Si la partie critique est inévitablement réduite du fait de l'absence de sorties, on y trouve en particulier trois ensembles de textes qui méritent attention.
Une longue histoire en héritage.
L'un porte sur les effets du confinement sur la cinéphilie, en particulier quant aux réseaux parallèles de diffusion des films, dossier qui affronte avec lucidité les enjeux du téléchargement hors des plateformes officielles et met en évidence l'immensité de ce qui n'est pas accessible sur celles-ci: un débat bien plus complexe que «pour ou contre la piraterie».

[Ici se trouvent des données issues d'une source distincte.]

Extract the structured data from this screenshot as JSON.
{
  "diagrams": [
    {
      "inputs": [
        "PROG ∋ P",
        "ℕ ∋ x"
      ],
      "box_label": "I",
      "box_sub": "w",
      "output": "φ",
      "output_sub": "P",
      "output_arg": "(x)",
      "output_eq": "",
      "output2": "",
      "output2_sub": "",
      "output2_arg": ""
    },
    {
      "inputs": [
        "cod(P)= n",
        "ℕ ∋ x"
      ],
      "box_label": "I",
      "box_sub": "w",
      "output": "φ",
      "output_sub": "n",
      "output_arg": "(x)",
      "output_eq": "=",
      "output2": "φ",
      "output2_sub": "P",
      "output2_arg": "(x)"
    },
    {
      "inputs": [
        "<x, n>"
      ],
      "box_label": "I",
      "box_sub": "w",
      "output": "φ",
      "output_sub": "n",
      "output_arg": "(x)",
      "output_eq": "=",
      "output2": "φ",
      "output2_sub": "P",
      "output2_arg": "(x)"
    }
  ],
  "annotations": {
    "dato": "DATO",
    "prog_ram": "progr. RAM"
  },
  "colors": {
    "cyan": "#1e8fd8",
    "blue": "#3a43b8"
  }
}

En fin de publication, plusieurs pages s'appuient sur la parution d'un livre passionnant, Le Spectateur zéro, entretien du critique et documentariste Julien Suaudeau avec le monteur (entre autres de Truffaut, Pialat, Garrel) Yann Dedet. L'occasion de mettre en regard les mots pleins de verve du monteur et des images des films, travail éditorial sur le cinéma mené avec une grande pertinence.
À ces pages succèdent un dossier dédié au réalisateur documentaire Mosco Boucault, à qui l'on doit notamment Des terroristes à la retraite (sur les FTP-MOI, les résistants du groupe Manouchian) et Mémoires d'Ex (sur l'histoire du Parti communiste français), mais aussi des films sur les Brigades rouges ou sur la terreur mafieuse avec le récent Corleone, le parrain des parrain. Boucault est également l'auteur de Roubaix, commissariat central, qui a été le point de départ de Roubaix, une lumière d'Arnaud Desplechin.
Le contenu de ce numéro 766, qui est aussi à sa façon un numéro 1, est ainsi riche d'approches diverses de la vie du cinéma et de sa place dans le monde, même en période exceptionnelle de confinement mondial.
Il reste à la nouvelle rédaction à inventer dans la durée ce que signifie «être les Cahiers du cinéma» au cours de la troisième décennie du XXIe siècle –une question qui ne se pose pas aux autres revues dans des termes similaires, elles qui ne portent pas un héritage comparable à ce qu'invoque, pour le meilleur en matière de prestige et pour le pire en matière de pesanteur des références, l'histoire des Cahiers.
Le numéro de juin 2020 pourrait dès lors ne pas seulement marquer un retour, après l'interruption de publication, en pleine crise du coronavirus, qui a empêché la parution d'un numéro de mai, mais une renaissance. Un beau défi à relever.
NB: L'auteur de cet article a été directeur de la rédaction des Cahiers du cinéma de 2003 à 2009.